378-P: Upregulation of Regenerating Gene IV and Hepatocyte Growth Factor in Cardiomyocytes by Intermittent Hypoxia and Its MicroRNA-Mediated Mechanism

Abstract

Sleep apnea syndrome is characterized by recurrent episodes of oxygen desaturation and reoxygenation (intermittent hypoxia [IH]) and is a risk factor for cardiovascular disease (CVD) and insulin resistance. However, the mechanisms linking IH stress and CVD remain elusive. We exposed rat H9c2 and mouse P19.CL6 cardiomyocytes either to sustained hypoxia (1% O2 [SH]), 70 cycles/24 h of IH (5 min SH/10 min normoxia [21% O2]), mimicking SAS patients, or normoxia for 24 h, analyzed mRNA expression and found that IH significantly increased the mRNA levels of regenerating gene (Reg) IV and hepatocyte growth factor (Hgf). Reg IV and Hgf in IH-treated cell medium were also increased. In order to analyze the IH-induced expression mechanisms of Reg IV and Hgf genes, we prepared reporter plasmids containing Reg IV and Hgf upstream of luciferase reporter gene, and transfected them into P19.CL6 cardiomyocytes. The promoter activities of the genes were not increased by IH. Target mRNA search of microRNA (miR)s revealed that both the mRNAs have a potential target sequence for miR-499. The miR-499 level of IH-treated cells was significantly decreased than that of normoxia-treated cells. To clarify the role of miR-499, miR-499 mimic and non-specific control RNA (miR-499 mimic NC) were introduced into P19.CL6 cells, and the IH-induced up-regulation of Reg IV and Hgf was abolished by introduction of miR-499 mimic. We also measured apoptosis of IH/SH-stimulated P19.CL6 cells by TUNEL method and found that SH but not IH increased apoptosis and that Reg IV and Hgf in cultured medium significantly reduced. The addition of Reg IV and/or Hgf in the culture medium attenuated the SH-induced apoptosis.
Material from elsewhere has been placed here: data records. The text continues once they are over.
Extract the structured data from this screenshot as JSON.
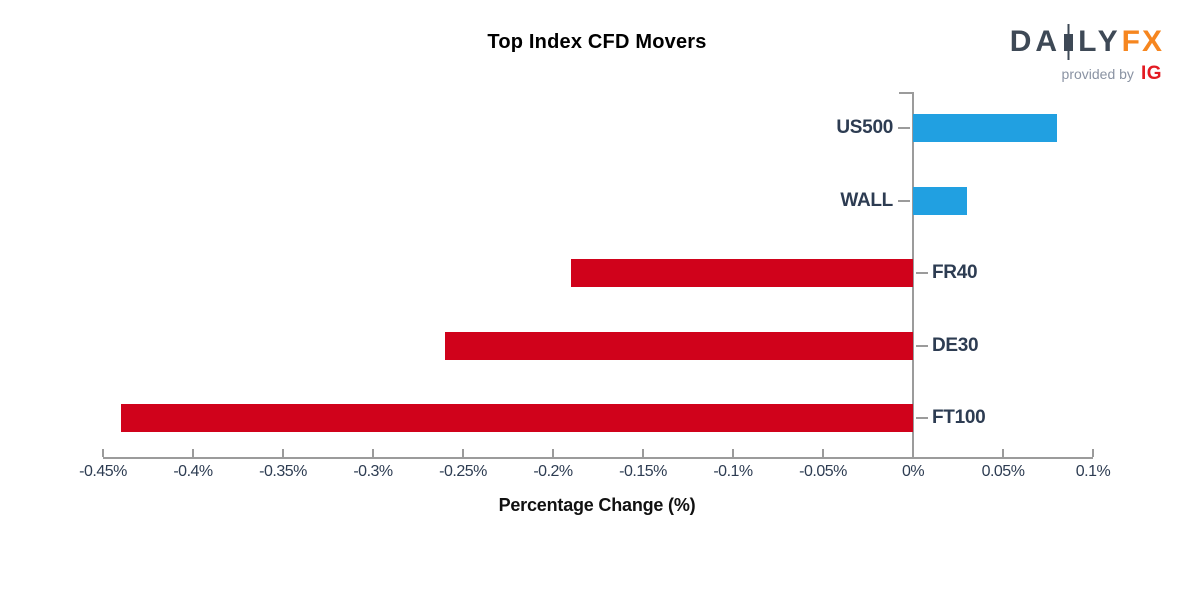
{
  "title": "Top Index CFD Movers",
  "logo": {
    "brand_daily_left": "DA",
    "brand_daily_right": "LY",
    "brand_fx": "FX",
    "provided_by": "provided by",
    "provider": "IG"
  },
  "chart_data": {
    "type": "bar",
    "orientation": "horizontal",
    "title": "Top Index CFD Movers",
    "xlabel": "Percentage Change (%)",
    "categories": [
      "US500",
      "WALL",
      "FR40",
      "DE30",
      "FT100"
    ],
    "values": [
      0.08,
      0.03,
      -0.19,
      -0.26,
      -0.44
    ],
    "unit": "%",
    "xlim": [
      -0.45,
      0.1
    ],
    "xticks": [
      -0.45,
      -0.4,
      -0.35,
      -0.3,
      -0.25,
      -0.2,
      -0.15,
      -0.1,
      -0.05,
      0,
      0.05,
      0.1
    ],
    "xtick_labels": [
      "-0.45%",
      "-0.4%",
      "-0.35%",
      "-0.3%",
      "-0.25%",
      "-0.2%",
      "-0.15%",
      "-0.1%",
      "-0.05%",
      "0%",
      "0.05%",
      "0.1%"
    ],
    "grid": false,
    "legend": false,
    "colors": {
      "positive": "#21A0E1",
      "negative": "#D0021B"
    }
  },
  "colors": {
    "bar_positive": "#21A0E1",
    "bar_negative": "#D0021B",
    "axis": "#9B9B9B",
    "label_text": "#2D3C52",
    "logo_slate": "#3E4956",
    "logo_orange": "#F6861F",
    "logo_ig_red": "#E31B23",
    "provided_by_gray": "#8A93A3"
  }
}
These results indicate that IH stress increased levels of Reg IV and Hgf mRNA via the inhibition of the miR-499-mediated mRNA degradation, leading to protect cardiomyocytes against hypoxia -induced apoptosis. Disclosure S. Takasawa: None. A. Itaya-hironaka: None. A. Yamauchi: None. M. Makino: None. S. Sakuramoto-tsuchida: None. T. Uchiyama: None. Y. Takeda: None. Y. Kyotani: None. H. Ota: None.